1. Spain's predominant religion is Catholicism; women's educational attainment was deterred by the Francoist authoritarian regime (1939–1976); the percentage of women in the workforce has been traditionally low by Western European standards (though the gap has been closed in the past decade); and, finally, although women's suffrage was first introduced in 1931, Spanish women were unable to exercise it in the four decades following the 1936 military coup. In their recent cross-national analysis, Tripp and Kang (Citation2008) do not find a strong significance for the socioeconomic and cultural variables.

2. Women's political representation was one of the highest priorities of the Women's Institute since its inception in 1983, which is reflected in the three Gender Equality Plans passed during the PSOE government (1982–1996).

3. On various occasions, the PSOE and the PSC women have occupied executive positions within the Socialist Women International.

4. That is also the proportion defined as ‘parity democracy’ by the European Commission (Citation1998).

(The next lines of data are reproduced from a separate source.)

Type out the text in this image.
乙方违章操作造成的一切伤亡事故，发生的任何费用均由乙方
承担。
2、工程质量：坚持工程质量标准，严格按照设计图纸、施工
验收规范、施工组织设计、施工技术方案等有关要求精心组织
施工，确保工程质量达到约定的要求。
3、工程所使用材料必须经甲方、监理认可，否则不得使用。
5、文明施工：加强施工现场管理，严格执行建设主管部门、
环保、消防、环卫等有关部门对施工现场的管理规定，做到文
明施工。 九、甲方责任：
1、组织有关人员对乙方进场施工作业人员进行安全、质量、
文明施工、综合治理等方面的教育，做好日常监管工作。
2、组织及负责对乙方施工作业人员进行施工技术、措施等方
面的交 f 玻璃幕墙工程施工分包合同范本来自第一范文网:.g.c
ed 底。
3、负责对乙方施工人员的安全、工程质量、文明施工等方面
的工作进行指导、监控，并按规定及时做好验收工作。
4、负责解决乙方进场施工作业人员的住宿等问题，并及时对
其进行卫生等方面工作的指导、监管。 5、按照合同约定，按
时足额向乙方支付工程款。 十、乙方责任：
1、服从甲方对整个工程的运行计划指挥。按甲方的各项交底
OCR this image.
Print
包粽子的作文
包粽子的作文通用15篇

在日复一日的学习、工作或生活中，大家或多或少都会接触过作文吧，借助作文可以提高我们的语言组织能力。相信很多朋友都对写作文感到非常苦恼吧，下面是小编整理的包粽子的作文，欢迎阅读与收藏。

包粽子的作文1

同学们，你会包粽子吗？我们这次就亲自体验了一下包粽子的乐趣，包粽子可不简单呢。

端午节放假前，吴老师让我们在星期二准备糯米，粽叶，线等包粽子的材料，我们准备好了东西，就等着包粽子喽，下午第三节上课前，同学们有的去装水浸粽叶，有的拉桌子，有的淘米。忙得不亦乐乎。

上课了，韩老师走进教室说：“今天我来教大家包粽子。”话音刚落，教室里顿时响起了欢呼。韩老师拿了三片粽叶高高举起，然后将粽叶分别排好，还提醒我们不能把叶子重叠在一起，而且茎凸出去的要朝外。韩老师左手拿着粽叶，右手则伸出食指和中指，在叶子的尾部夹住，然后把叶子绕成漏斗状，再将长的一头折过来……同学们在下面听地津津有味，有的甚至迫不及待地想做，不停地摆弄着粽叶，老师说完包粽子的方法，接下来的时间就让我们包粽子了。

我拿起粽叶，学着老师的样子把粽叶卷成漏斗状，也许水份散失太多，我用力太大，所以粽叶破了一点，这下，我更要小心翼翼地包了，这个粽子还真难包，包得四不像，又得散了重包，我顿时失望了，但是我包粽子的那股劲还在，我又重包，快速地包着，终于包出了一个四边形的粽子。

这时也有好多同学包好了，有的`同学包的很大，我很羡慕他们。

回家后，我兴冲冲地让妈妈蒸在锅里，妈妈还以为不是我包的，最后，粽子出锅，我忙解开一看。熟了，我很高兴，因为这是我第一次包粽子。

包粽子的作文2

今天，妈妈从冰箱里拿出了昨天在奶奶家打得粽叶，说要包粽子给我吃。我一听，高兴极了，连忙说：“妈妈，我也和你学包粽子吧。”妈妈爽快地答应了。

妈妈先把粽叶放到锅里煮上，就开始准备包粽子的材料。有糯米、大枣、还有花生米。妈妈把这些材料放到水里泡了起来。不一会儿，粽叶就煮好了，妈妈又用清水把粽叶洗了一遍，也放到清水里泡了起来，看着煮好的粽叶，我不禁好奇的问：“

5. Training included courses on political management, communication, and equality policies. Regarding the PSOE, at the beginning of the 1990s, women already accounted for 30 per cent of all participants in training courses. By the end of the decade, with a view to increase women's presence in the lower house and in local councils, women's participation rose to 52 per cent. As for the PSC, 70 per cent of the candidates who attended training sessions for the most recent regional elections were women.

6. See El País (27 December 1998; 1 July 1999; 31 September 1999). Party feminists also participated in the debate (Jenson and Valiente 2003: 91).

7. The full text of the law can be accessed at the Boletín Oficial del Estado (BOE) website: http://www.boe.es/aeboe/consultas/bases_datos/doc.php?coleccion=iberlex&id=2007/06115. As regions can only pass acts affecting regional elections and cannot contradict the national law, the Constitutional Court specified that the maximum threshold for either sex shall be, in any case, 60 per cent, thus excluding all-women lists allowed initially by the Basque law.

8. The full text of the 29 January 2008 judgment can be accessed at: http://www.tribunalconstitucional.es/es/jurisprudencia/Paginas/Sentencia.aspx?cod=9438

9. The average for all lower house elections held since 1979 is 86 per cent.